「去年は一晩中雨でしたが、今夜も2人が会うことは厳しそうですね」
朝の天気予報でそんな事を言っていた気がする。まだ週の序盤、火曜日。今日は弁当の箸を床に落としたり、行きの電車が乗るたび遅れが生じていた、なんてことがあった。まぁ、平和に終わろうとしている。
19時過ぎの駅ビルは人が多い。あいつから、オリーブオイル買ってきてとメッセージがあったので珍しくビルの中を歩いている。目当てのものを買ってさぁ帰ろうかと思っていた時、それが目についた。

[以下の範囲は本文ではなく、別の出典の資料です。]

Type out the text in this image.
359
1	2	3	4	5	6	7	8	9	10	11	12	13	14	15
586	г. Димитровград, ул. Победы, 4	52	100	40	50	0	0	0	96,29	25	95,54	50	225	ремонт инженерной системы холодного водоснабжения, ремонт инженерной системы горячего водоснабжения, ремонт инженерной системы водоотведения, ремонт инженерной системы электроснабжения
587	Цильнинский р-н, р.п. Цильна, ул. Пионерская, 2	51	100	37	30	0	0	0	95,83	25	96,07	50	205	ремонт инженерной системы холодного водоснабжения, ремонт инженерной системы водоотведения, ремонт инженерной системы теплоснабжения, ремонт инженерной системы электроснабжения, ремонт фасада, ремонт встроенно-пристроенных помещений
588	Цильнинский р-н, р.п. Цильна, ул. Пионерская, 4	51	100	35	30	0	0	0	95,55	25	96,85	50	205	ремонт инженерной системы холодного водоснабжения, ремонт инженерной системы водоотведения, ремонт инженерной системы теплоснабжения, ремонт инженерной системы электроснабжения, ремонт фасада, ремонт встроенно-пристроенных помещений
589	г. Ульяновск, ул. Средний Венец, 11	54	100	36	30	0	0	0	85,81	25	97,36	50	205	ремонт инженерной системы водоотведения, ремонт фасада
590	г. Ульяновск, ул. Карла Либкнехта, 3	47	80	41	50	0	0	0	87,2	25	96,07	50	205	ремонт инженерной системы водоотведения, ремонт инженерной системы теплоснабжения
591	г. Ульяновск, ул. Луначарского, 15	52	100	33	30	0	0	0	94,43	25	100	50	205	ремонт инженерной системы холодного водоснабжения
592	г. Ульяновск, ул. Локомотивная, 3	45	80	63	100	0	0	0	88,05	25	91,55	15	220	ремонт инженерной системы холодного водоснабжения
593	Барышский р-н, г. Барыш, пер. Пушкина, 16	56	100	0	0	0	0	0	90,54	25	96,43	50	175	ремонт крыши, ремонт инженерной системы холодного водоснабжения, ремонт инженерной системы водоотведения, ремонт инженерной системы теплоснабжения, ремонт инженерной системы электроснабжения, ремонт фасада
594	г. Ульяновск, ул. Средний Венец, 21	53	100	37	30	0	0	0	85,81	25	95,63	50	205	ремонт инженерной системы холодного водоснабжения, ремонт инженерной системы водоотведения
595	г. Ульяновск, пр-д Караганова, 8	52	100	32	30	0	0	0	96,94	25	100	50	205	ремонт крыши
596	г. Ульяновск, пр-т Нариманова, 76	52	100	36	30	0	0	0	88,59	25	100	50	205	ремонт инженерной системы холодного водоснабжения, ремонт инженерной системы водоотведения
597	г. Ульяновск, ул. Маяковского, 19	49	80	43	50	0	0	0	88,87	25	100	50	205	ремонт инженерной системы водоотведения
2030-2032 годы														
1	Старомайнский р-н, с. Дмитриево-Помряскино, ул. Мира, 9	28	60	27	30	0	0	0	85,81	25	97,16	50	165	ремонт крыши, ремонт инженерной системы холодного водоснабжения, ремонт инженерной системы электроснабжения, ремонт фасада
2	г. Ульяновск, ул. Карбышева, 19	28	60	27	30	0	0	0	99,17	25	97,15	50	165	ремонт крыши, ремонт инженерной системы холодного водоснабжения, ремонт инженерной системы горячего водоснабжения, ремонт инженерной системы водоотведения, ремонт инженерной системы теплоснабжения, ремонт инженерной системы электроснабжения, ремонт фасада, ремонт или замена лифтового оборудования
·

子らが幼い頃は小さな笹を飾って折り紙で彩ったり、天気を憂いたり、アイスクリームを食べながら夜空を見上げたりしていた。高いところに短冊をつけてほしいと、小さなからだを抱き上げたり、あいつは控えめに下の方に黄色の短冊をくくったりしていたっけ。
ぼんやりと昔の事を思い出す。過ぎる日々の中で、そんな季節のイベントを楽しむ事もなくなっていった。子ども達が出た家で、自分たちだけの贅沢なんてなかなかなかったな。
「すみません。季節のケーキ、二つください」
タルト台の上に乗った桃はあいつの好物だ。 星形の飾りの周りに小さな銀色がキラキラと光を反射している。ゼラチンが塗ってあるようで、艶々とショーケースの中に鎮座していた。
「おかえりなさい。オリーブオイルありがとう、あら、」
「たまには良いだろ。2人で贅沢したって」
相変わらず空は晴れないようだが、おまえが笑っていれば、2人だけの夜も悪くない。